The church's celebration of Mary Magdalene now highlights the role she received from the risen Jesus, but when I was young she was still regarded as the 'fallen woman' whom Jesus rescued from condemnation, to be one of his disciples, eternally penitent, sorry for what she had been. Well, there's no biblical basis for conflating stories about women into one personage. Mary helped fund Jesus' missionary travels, a woman of some social status for nobody to mind her moving about in the men's realm. Jesus is said to have healed her of seven demons - to be demonised is to be distressed and torn apart by conflicting experiences and emotions. That's understandable if you live in a word where attitudes and expectations towards you are radically different from the way you see yourself. Following Jesus set her free to be her wholesome self and not bother about other people's negativity towards her. 
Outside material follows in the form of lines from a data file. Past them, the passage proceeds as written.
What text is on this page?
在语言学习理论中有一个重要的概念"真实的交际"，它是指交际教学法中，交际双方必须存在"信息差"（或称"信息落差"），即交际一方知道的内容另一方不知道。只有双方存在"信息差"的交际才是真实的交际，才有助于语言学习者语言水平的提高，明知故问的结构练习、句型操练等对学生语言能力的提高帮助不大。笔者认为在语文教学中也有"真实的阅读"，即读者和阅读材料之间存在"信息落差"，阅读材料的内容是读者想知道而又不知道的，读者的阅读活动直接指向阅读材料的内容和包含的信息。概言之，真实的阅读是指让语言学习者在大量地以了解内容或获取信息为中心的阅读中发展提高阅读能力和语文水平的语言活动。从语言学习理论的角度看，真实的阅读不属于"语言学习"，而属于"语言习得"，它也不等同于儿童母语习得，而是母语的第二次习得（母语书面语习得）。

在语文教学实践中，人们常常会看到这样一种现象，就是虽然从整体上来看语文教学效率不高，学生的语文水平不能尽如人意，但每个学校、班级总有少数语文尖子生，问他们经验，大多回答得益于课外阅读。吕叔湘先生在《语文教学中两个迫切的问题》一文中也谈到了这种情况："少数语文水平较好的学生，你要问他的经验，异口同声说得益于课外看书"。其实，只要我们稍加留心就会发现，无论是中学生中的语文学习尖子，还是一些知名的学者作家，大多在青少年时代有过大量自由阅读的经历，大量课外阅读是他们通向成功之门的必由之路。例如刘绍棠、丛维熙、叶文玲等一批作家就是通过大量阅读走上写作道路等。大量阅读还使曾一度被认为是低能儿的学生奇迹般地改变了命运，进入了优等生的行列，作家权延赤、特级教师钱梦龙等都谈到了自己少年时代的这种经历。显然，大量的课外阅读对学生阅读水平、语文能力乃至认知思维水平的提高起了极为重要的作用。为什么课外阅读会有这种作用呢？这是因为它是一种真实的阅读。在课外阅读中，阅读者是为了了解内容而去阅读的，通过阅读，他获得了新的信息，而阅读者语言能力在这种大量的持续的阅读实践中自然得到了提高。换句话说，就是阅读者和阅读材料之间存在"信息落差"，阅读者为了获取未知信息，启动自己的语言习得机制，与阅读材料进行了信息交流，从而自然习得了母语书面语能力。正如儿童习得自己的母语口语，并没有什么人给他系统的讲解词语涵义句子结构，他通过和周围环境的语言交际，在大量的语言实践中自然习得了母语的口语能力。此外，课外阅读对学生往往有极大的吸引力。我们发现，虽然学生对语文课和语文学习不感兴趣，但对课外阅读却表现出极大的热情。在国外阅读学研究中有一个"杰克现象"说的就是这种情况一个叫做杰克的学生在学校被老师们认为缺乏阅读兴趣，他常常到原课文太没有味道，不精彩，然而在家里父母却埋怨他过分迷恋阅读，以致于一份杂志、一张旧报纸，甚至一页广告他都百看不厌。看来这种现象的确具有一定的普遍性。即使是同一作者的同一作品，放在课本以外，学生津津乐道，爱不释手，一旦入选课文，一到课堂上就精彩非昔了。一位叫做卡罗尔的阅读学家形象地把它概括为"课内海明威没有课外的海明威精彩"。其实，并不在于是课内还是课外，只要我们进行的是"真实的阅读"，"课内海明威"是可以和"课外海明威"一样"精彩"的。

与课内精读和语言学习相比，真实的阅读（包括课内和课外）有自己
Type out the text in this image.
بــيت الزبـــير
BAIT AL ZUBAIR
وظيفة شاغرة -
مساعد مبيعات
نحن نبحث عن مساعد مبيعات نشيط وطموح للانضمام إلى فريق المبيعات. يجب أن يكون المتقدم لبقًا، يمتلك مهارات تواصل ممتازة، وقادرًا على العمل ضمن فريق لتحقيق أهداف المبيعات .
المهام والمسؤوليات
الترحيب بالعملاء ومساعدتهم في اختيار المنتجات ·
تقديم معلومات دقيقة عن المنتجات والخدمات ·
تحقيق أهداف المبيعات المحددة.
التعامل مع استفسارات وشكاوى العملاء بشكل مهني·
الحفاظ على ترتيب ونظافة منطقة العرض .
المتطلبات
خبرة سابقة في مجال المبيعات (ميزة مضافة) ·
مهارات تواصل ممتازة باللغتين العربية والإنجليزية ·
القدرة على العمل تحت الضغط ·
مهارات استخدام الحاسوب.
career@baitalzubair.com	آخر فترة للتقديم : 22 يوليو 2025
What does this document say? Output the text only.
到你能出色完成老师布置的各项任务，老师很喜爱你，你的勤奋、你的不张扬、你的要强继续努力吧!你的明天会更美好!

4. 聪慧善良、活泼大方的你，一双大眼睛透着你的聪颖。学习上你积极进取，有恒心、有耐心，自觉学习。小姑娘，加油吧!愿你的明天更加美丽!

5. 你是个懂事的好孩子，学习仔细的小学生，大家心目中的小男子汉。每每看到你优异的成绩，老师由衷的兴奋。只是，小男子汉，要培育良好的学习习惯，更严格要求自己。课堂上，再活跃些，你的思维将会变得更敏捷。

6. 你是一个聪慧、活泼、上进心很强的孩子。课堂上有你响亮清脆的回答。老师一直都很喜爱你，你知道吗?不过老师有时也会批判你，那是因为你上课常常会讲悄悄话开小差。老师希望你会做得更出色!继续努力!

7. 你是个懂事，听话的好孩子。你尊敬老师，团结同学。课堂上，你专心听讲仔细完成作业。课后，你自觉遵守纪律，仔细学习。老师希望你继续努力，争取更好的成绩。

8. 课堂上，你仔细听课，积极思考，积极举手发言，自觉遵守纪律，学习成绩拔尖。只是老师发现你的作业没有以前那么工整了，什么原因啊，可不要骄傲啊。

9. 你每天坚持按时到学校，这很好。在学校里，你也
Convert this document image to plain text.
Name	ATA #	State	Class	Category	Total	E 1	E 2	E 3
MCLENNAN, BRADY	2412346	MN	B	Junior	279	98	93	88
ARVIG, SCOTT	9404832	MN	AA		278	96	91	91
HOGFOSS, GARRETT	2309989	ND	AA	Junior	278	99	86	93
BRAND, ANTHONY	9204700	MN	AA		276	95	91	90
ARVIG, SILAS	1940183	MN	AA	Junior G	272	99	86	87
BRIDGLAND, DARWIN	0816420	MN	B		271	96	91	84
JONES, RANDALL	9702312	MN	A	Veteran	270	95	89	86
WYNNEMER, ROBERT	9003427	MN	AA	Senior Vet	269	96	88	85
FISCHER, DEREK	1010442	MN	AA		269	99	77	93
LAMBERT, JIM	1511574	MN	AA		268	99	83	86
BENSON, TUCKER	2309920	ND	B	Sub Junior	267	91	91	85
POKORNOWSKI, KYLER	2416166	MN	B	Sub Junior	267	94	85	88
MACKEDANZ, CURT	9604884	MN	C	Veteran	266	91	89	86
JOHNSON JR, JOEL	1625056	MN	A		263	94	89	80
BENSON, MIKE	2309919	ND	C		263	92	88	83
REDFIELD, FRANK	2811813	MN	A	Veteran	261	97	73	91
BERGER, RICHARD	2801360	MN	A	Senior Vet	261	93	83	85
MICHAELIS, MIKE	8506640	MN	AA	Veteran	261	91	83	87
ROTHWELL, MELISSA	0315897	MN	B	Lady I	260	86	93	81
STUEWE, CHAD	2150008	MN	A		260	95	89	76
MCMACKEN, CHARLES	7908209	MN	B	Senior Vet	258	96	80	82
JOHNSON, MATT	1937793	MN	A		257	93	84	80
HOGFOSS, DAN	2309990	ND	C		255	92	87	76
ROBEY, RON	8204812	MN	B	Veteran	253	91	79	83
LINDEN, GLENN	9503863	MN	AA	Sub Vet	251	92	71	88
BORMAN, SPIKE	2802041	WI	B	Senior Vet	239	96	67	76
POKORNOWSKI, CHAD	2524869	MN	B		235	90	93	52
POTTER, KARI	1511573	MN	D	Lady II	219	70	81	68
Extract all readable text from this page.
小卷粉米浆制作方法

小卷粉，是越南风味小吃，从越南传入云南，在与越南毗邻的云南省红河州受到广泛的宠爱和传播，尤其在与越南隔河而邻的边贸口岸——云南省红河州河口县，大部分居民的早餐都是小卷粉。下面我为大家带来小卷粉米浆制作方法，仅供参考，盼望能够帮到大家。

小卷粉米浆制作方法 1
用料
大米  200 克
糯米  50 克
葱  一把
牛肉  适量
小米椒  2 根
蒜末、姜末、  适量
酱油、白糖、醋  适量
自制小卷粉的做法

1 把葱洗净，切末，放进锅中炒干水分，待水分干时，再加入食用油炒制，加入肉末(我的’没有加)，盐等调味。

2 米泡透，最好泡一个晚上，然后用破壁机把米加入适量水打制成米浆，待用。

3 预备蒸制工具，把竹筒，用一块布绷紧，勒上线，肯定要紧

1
Just before lunch Clare received a message to say that Carole Winters, a St Catherine's Choir member died last night. She had a terrible stroke some years ago and made a valiant effort to recover and remain living alone in her own house, but then, several months ago she had a fall and another stroke which weakened her even further and left her bed ridden, so she moved a few weeks ago into a nursing home in Penarth. The extreme heat at the moment may have been a contributory factor to hastening her end. Church friends have been very supportive and encouraging to her all this time she's been hospitalised and housebound by covid as much as anything else, but they will miss her now in a different way. May she rest in peace.

While I was walking along the west bank of the Taff, I took photos of kids jumping from tree branches into the river on the other bank, thirty metres away using the Olympus OMD's burst mode setting as an experiment. I wasn't much pleased with the result I got with my long lens. The images would have been sharper with the camera on a tripod, or at closer range with another lens. I made the two 'burst' groups of photos into little animations and posted them on Instagram, to see if it the process worked. Recently I've been learning how to use the great range of settings this camera has available, and how these can be used in different situations. Somehow the Olympus feels less intimidating than my Sony DSLR when it comes to making good use of different settings. But then Sony's camera menus are notoriously difficult to get to grips with, decidedly user unfriendly.

I settled down to watch telly in the evening  but there wasn't anything to hold my attention following an early programme about key features on the Cornish coast path. Cornwall was our first summer holiday outing as a couple in 1964. We returned once to camp at Tintagel when the kids were small, but haven't been back in forty years, seduced as we were by camping holidays in France thereafter, by the desire for sunny weather. Now it seems we're getting more than out fair share of warmth on our own doorstep.